The whole business looks like this:

Fit Calculator Output (cm)
Seat tube range c-c: 54.3 - 54.8
Seat tube range c-t: 56.0 - 56.5
Top tube length: 56.4 - 56.8
Stem Length: 11.9 - 12.5
BB-Saddle Position: 71.8 - 73.8
Saddle-Handlebar: 56.2 - 56.8
Saddle Setback: 6.9 - 7.3
Seatpost Type: SETBACK

Lemond Output (cm)
Seat tube c-c: 54.5
Seat tube c-t: 56.2
Effective reach: 70.7
BB-Saddle Position: 74.0

How is "saddle setback" (and "saddle-handlebar" for that matter) supposed to be measured?
worthless dimensions...C-40
Nov 29, 2003 4:55 PM
The saddle setback is the horizontal distance from the tip of the saddle to the center of the bottom bracket. A plumb bob is dropped from the tip of the saddle to take this measurement.

The saddle to handlebar dimension would be a measurement from the tip of the saddle to the center of the handlebars.

Since there is no standard length for saddles and saddle width varies significantly, different brands of saddles will not place the rider in the same position relative to the bottom bracket, simply by taking measurements from the tip of the saddle.

None of these fit calculators can acutally produce very accurate frame dimensions, due to the inherent inaccuracy in taking body measurments. Most also have no way to determine an appropriate seat tube angle, because it is very difficult to measure the length of the femur.

You are better off riding a real bike that is close to the proper size and fine-tuning the fit over several hundred miles of experimentation.
pretty much what I had figuredcollinsc
Nov 29, 2003 8:07 PM
The variables involved in figuring out this value are pretty incredible. I must think though, that there should be some decent way of deciding where you should park you ass. KOPS doesnt cut it.

I am essentially wondering if there is a better way to decide if I should knock my saddle back that last half inch (on my straight shaft Thomson) or if I should experiment with some old Ritchey with setback.

I am expecting something similar to the "fine-tuning the fit over several hundred miles of experimentation" answer, which is fine, but a better starting point would be handy.
alternate opinionhudsonite
Nov 30, 2003 5:58 AM
I have been riding race bikes for a long time (30+years). Over time you make adjustments to 'dial in' the fit. So now my bikes feel right for me and I know what I like.

For grins I did the competitive cyclist fit calculator for myself and a buddy (also 30+ years on racing bikes). It turns out that the measurements that were spit out were almost bang on to our dialed in bikes. Particularly the saddle to bar and saddle to BB.

When I started the process I thought that they would be way off.
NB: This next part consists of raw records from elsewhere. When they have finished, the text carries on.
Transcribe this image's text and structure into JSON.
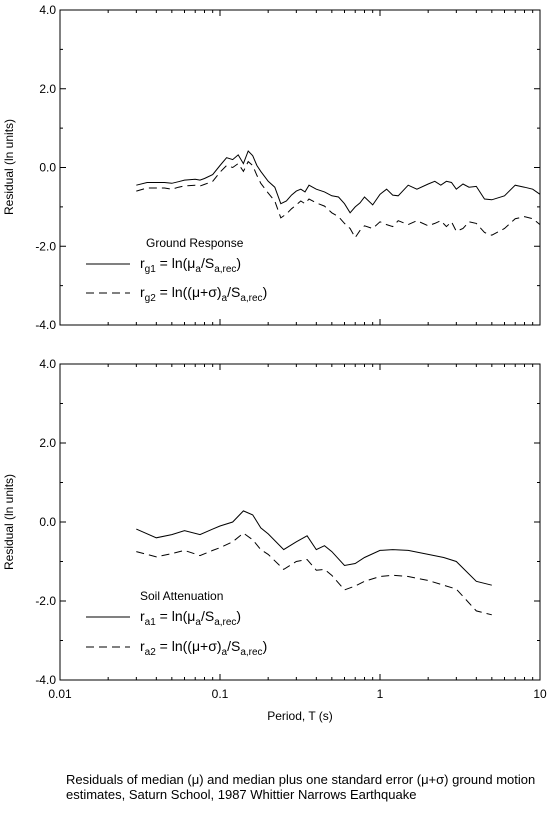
{
  "caption": "Residuals of median (μ) and median plus one standard error (μ+σ) ground motion estimates, Saturn School, 1987 Whittier Narrows Earthquake",
  "chart_data": [
    {
      "type": "line",
      "title": "Ground Response",
      "xlabel": "",
      "ylabel": "Residual (ln units)",
      "x_scale": "log",
      "xlim": [
        0.01,
        10
      ],
      "ylim": [
        -4,
        4
      ],
      "yticks": [
        "4.0",
        "2.0",
        "0.0",
        "-2.0",
        "-4.0"
      ],
      "legend_placement": "lower-left",
      "series": [
        {
          "name": "rg1 = ln(μa/Sa,rec)",
          "label_main": "r",
          "label_sub": "g1",
          "label_eq": " = ln(μ",
          "label_sub2": "a",
          "label_mid": "/S",
          "label_sub3": "a,rec",
          "label_end": ")",
          "style": "solid",
          "x": [
            0.03,
            0.035,
            0.04,
            0.045,
            0.05,
            0.055,
            0.06,
            0.07,
            0.075,
            0.08,
            0.09,
            0.1,
            0.11,
            0.12,
            0.13,
            0.14,
            0.15,
            0.16,
            0.17,
            0.18,
            0.2,
            0.22,
            0.24,
            0.26,
            0.28,
            0.3,
            0.32,
            0.34,
            0.36,
            0.4,
            0.45,
            0.5,
            0.55,
            0.6,
            0.65,
            0.7,
            0.75,
            0.8,
            0.9,
            1.0,
            1.1,
            1.2,
            1.3,
            1.5,
            1.7,
            2.0,
            2.2,
            2.4,
            2.6,
            2.8,
            3.0,
            3.3,
            3.6,
            4.0,
            4.5,
            5.0,
            6.0,
            7.0,
            8.0,
            9.0,
            10.0
          ],
          "y": [
            -0.45,
            -0.38,
            -0.38,
            -0.38,
            -0.4,
            -0.36,
            -0.32,
            -0.3,
            -0.32,
            -0.28,
            -0.18,
            0.05,
            0.25,
            0.2,
            0.32,
            0.1,
            0.42,
            0.3,
            0.05,
            -0.1,
            -0.35,
            -0.5,
            -0.92,
            -0.85,
            -0.7,
            -0.6,
            -0.55,
            -0.62,
            -0.45,
            -0.55,
            -0.62,
            -0.72,
            -0.75,
            -0.92,
            -1.15,
            -1.0,
            -0.9,
            -0.75,
            -0.95,
            -0.68,
            -0.55,
            -0.7,
            -0.72,
            -0.45,
            -0.55,
            -0.42,
            -0.35,
            -0.45,
            -0.35,
            -0.38,
            -0.55,
            -0.42,
            -0.5,
            -0.48,
            -0.8,
            -0.82,
            -0.72,
            -0.45,
            -0.5,
            -0.55,
            -0.68
          ]
        },
        {
          "name": "rg2 = ln((μ+σ)a/Sa,rec)",
          "label_main": "r",
          "label_sub": "g2",
          "label_eq": " = ln((μ+σ)",
          "label_sub2": "a",
          "label_mid": "/S",
          "label_sub3": "a,rec",
          "label_end": ")",
          "style": "dashed",
          "x": [
            0.03,
            0.035,
            0.04,
            0.045,
            0.05,
            0.055,
            0.06,
            0.07,
            0.075,
            0.08,
            0.09,
            0.1,
            0.11,
            0.12,
            0.13,
            0.14,
            0.15,
            0.16,
            0.17,
            0.18,
            0.2,
            0.22,
            0.24,
            0.26,
            0.28,
            0.3,
            0.32,
            0.34,
            0.36,
            0.4,
            0.45,
            0.5,
            0.55,
            0.6,
            0.65,
            0.7,
            0.75,
            0.8,
            0.9,
            1.0,
            1.1,
            1.2,
            1.3,
            1.5,
            1.7,
            2.0,
            2.2,
            2.4,
            2.6,
            2.8,
            3.0,
            3.3,
            3.6,
            4.0,
            4.5,
            5.0,
            6.0,
            7.0,
            8.0,
            9.0,
            10.0
          ],
          "y": [
            -0.6,
            -0.52,
            -0.52,
            -0.52,
            -0.55,
            -0.5,
            -0.47,
            -0.45,
            -0.47,
            -0.43,
            -0.35,
            -0.12,
            0.05,
            0.0,
            0.1,
            -0.1,
            0.15,
            0.05,
            -0.2,
            -0.4,
            -0.65,
            -0.85,
            -1.28,
            -1.18,
            -1.05,
            -0.95,
            -0.85,
            -0.92,
            -0.8,
            -0.9,
            -0.98,
            -1.15,
            -1.25,
            -1.42,
            -1.55,
            -1.78,
            -1.6,
            -1.48,
            -1.55,
            -1.38,
            -1.45,
            -1.5,
            -1.35,
            -1.45,
            -1.35,
            -1.48,
            -1.42,
            -1.35,
            -1.5,
            -1.38,
            -1.62,
            -1.55,
            -1.38,
            -1.42,
            -1.65,
            -1.72,
            -1.55,
            -1.3,
            -1.25,
            -1.3,
            -1.45
          ]
        }
      ]
    },
    {
      "type": "line",
      "title": "Soil Attenuation",
      "xlabel": "Period, T (s)",
      "ylabel": "Residual (ln units)",
      "x_scale": "log",
      "xlim": [
        0.01,
        10
      ],
      "ylim": [
        -4,
        4
      ],
      "yticks": [
        "4.0",
        "2.0",
        "0.0",
        "-2.0",
        "-4.0"
      ],
      "xticks": [
        "0.01",
        "0.1",
        "1",
        "10"
      ],
      "legend_placement": "lower-left",
      "series": [
        {
          "name": "ra1 = ln(μa/Sa,rec)",
          "label_main": "r",
          "label_sub": "a1",
          "label_eq": " = ln(μ",
          "label_sub2": "a",
          "label_mid": "/S",
          "label_sub3": "a,rec",
          "label_end": ")",
          "style": "solid",
          "x": [
            0.03,
            0.04,
            0.05,
            0.06,
            0.075,
            0.09,
            0.1,
            0.12,
            0.14,
            0.16,
            0.18,
            0.2,
            0.25,
            0.3,
            0.35,
            0.4,
            0.45,
            0.5,
            0.6,
            0.7,
            0.8,
            1.0,
            1.2,
            1.5,
            2.0,
            2.5,
            3.0,
            4.0,
            5.0
          ],
          "y": [
            -0.18,
            -0.4,
            -0.32,
            -0.22,
            -0.32,
            -0.18,
            -0.1,
            0.0,
            0.28,
            0.18,
            -0.15,
            -0.3,
            -0.7,
            -0.5,
            -0.35,
            -0.7,
            -0.6,
            -0.75,
            -1.1,
            -1.05,
            -0.9,
            -0.72,
            -0.7,
            -0.72,
            -0.82,
            -0.9,
            -1.0,
            -1.5,
            -1.6
          ]
        },
        {
          "name": "ra2 = ln((μ+σ)a/Sa,rec)",
          "label_main": "r",
          "label_sub": "a2",
          "label_eq": " = ln((μ+σ)",
          "label_sub2": "a",
          "label_mid": "/S",
          "label_sub3": "a,rec",
          "label_end": ")",
          "style": "dashed",
          "x": [
            0.03,
            0.04,
            0.05,
            0.06,
            0.075,
            0.09,
            0.1,
            0.12,
            0.14,
            0.16,
            0.18,
            0.2,
            0.25,
            0.3,
            0.35,
            0.4,
            0.45,
            0.5,
            0.6,
            0.7,
            0.8,
            1.0,
            1.2,
            1.5,
            2.0,
            2.5,
            3.0,
            4.0,
            5.0
          ],
          "y": [
            -0.75,
            -0.88,
            -0.8,
            -0.72,
            -0.85,
            -0.72,
            -0.65,
            -0.5,
            -0.28,
            -0.45,
            -0.7,
            -0.82,
            -1.2,
            -1.0,
            -0.95,
            -1.22,
            -1.2,
            -1.35,
            -1.72,
            -1.62,
            -1.5,
            -1.38,
            -1.35,
            -1.38,
            -1.48,
            -1.6,
            -1.7,
            -2.25,
            -2.35
          ]
        }
      ]
    }
  ]
}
When I finsished the process I had more respect for their fit calculator.

Now it is obvious that what it spits out is disjointed to bike/saddle geometries, but it has value if you know how to interpret bike measurements.

The CC fit calculator is a tool. As in all tools it has a place. But it does not remove the need for other fitting tools, including expereince and a 'brain'.
nothing wrong with KOP...C-40
Nov 30, 2003 7:54 AM
Setting the knee directly over the pedal spindle is a fine starting point, although taking this measurment requires help from an assistant to be very accurate. I've tried to eyeball it by myself and found the results to be pretty poor.
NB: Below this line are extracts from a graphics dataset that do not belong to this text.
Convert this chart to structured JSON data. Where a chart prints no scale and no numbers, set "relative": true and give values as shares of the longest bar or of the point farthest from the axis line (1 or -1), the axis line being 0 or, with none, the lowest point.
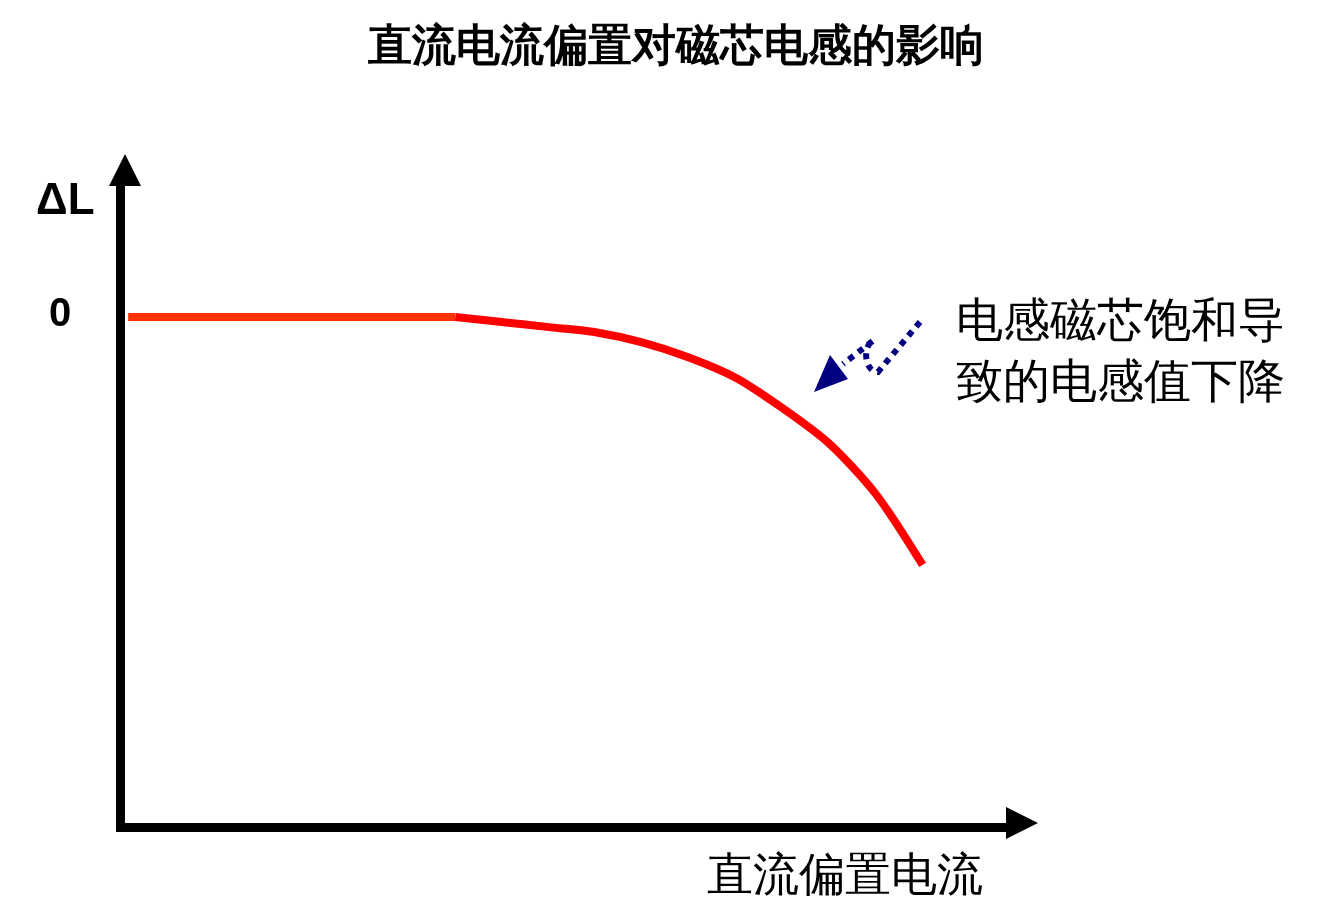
{
  "chart_data": {
    "type": "line",
    "title": "直流电流偏置对磁芯电感的影响",
    "xlabel": "直流偏置电流",
    "ylabel": "ΔL",
    "relative": true,
    "categories": [
      null,
      null,
      null,
      null,
      null,
      null,
      null,
      null,
      null,
      null,
      null,
      null,
      null,
      null,
      null,
      null,
      null,
      null
    ],
    "series": [
      {
        "color": "#ff3300",
        "values": [
          1,
          1,
          1,
          1,
          1,
          1,
          1,
          1,
          null,
          null,
          null,
          null,
          null,
          null,
          null,
          null,
          null,
          null
        ]
      },
      {
        "color": "#ff0000",
        "values": [
          null,
          null,
          null,
          null,
          null,
          null,
          null,
          1,
          0.99,
          0.98,
          0.97,
          0.95,
          0.92,
          0.88,
          0.82,
          0.75,
          0.65,
          0.51
        ]
      }
    ],
    "annotations": [
      "0",
      "电感磁芯饱和导致的电感值下降"
    ],
    "line_style": "solid",
    "marker": "none"
  }
}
What I've found from many years of experimentation is that there is at least a 1-2cm range of saddle fore-aft position that will produce good results. I've placed my knee anywhere from a bit forward to 2cm behind the pedal spindle without creating any problems. The further back the saddle is moved, the greater the torque that can be applied to the pedals. I'm trying a further-back position now that I'm doing a lot of mountain climbing in Colorado. The further back position definitely favors a higher torque and lower cadence style. I still climb with a preferred cadence of 85-90, but I can drop as low as 70 if I'm riding a double and run out of gear.

Saddle height is also critical. Placing the saddle too high was my biggest mistake. A too-high saddle can significntly reduce cadence and power, since power = cadence x torque. If you move the saddle back, be sure to drop the saddle height .3cm for each 1cm of saddle setback.